Management of Filtering Workflows
Variant analysis typically generates large intermediate files such as CSVs or VCFs. These files are generated at each step of data transformation, filtering, and analysis, often having different formats and structures. By using Snowflake, you can save all these intermediate files as tables for centralized management. Storing the data in table format makes it easier for visualization, search, filtering, and analysis, streamlining data management. Additionally, organizing data based on Snowflake’s schema helps maintain data integrity and quality.
Convenient Data Filtering with SQL
Using Snowflake allows you to perform data filtering through SQL. SQL is a widely used standard language in database management systems that enables easy operations such as data selection, filtering, aggregation, and joining. The fact that you don’t need to catch up with dedicated tools like Snpsift is another advantage.

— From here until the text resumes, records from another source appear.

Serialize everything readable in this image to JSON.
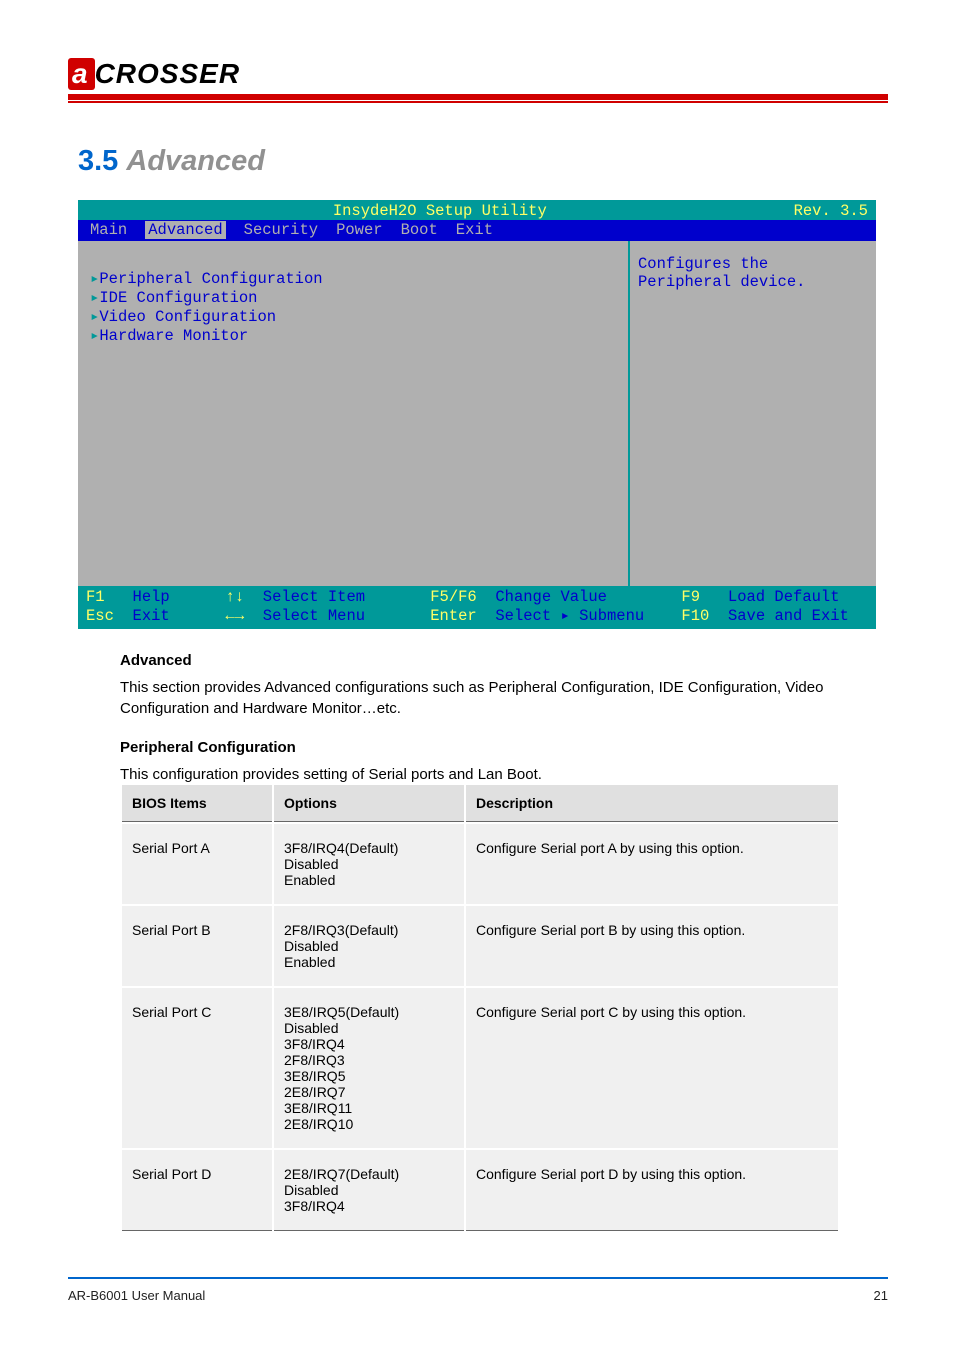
{
  "logo": {
    "highlight": "a",
    "rest": "CROSSER"
  },
  "section": {
    "number": "3.5",
    "title": "Advanced"
  },
  "bios": {
    "utility_name": "InsydeH2O Setup Utility",
    "revision": "Rev. 3.5",
    "tabs": [
      "Main",
      "Advanced",
      "Security",
      "Power",
      "Boot",
      "Exit"
    ],
    "active_tab": "Advanced",
    "menu_items": [
      "Peripheral Configuration",
      "IDE Configuration",
      "Video Configuration",
      "Hardware Monitor"
    ],
    "help_text_line1": "Configures the",
    "help_text_line2": "Peripheral device.",
    "footer": {
      "f1": "F1",
      "f1_label": "Help",
      "updown": "↑↓",
      "updown_label": "Select Item",
      "f5f6": "F5/F6",
      "f5f6_label": "Change Value",
      "f9": "F9",
      "f9_label": "Load Default",
      "esc": "Esc",
      "esc_label": "Exit",
      "leftright": "←→",
      "leftright_label": "Select Menu",
      "enter": "Enter",
      "enter_label": "Select ▸ Submenu",
      "f10": "F10",
      "f10_label": "Save and Exit"
    }
  },
  "paragraph1": {
    "title": "Advanced",
    "body": "This section provides Advanced configurations such as Peripheral Configuration, IDE Configuration, Video Configuration and Hardware Monitor…etc."
  },
  "paragraph2": {
    "title": "Peripheral Configuration",
    "body": "This configuration provides setting of Serial ports and Lan Boot."
  },
  "table": {
    "headers": [
      "BIOS Items",
      "Options",
      "Description"
    ],
    "rows": [
      {
        "item": "Serial Port A",
        "options": "3F8/IRQ4(Default)\nDisabled\nEnabled",
        "desc": "Configure Serial port A by using this option."
      },
      {
        "item": "Serial Port B",
        "options": "2F8/IRQ3(Default)\nDisabled\nEnabled",
        "desc": "Configure Serial port B by using this option."
      },
      {
        "item": "Serial Port C",
        "options": "3E8/IRQ5(Default)\nDisabled\n3F8/IRQ4\n2F8/IRQ3\n3E8/IRQ5\n2E8/IRQ7\n3E8/IRQ11\n2E8/IRQ10",
        "desc": "Configure Serial port C by using this option."
      },
      {
        "item": "Serial Port D",
        "options": "2E8/IRQ7(Default)\nDisabled\n3F8/IRQ4",
        "desc": "Configure Serial port D by using this option."
      }
    ]
  },
  "footer": {
    "left": "AR-B6001 User Manual",
    "right": "21"
  }
}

Utilizing Storage Compression Benefits on Snowflake
Snowflake supports not only structured data but also unstructured data including VCF files. Storing VCF in Snowflake allows you to benefit from storage compression, potentially reducing costs compared to storing data on services like S3.

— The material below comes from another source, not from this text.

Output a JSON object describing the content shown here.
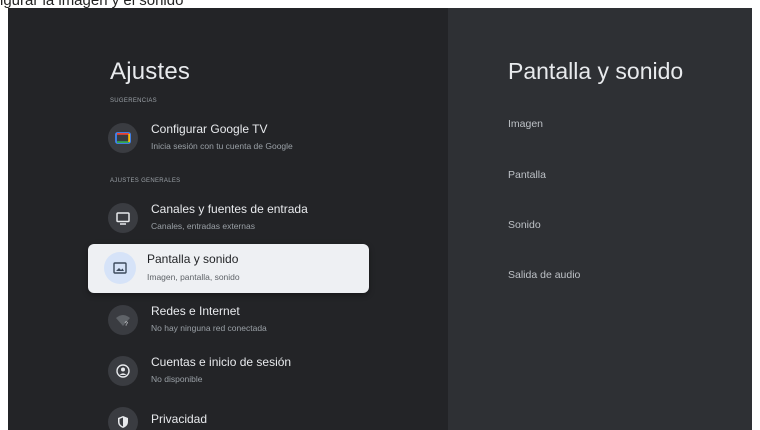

[Learn more about Snowflake’s unstructured data support](https://docs.snowflake.com/en/user-guide/unstructured-intro)
In Conclusion
How was it? By incorporating open data like the Registry of Open Data on AWS into Snowflake, the scope of analysis in Snowflake can be expanded. Let’s make our analyses richer by effectively utilizing data from public databases. In this instance, we used samples that were pre-called for variants, but with Snowpark Container Service available in Snowflake, it is also possible to start from earlier stages such as mapping to the reference genome, alignment (using tools like BWA, Bowtie2, STAR), and variant calling (GATK, Samtools/BCFtools) using SAM/BAM files. We will continue to verify this process periodically.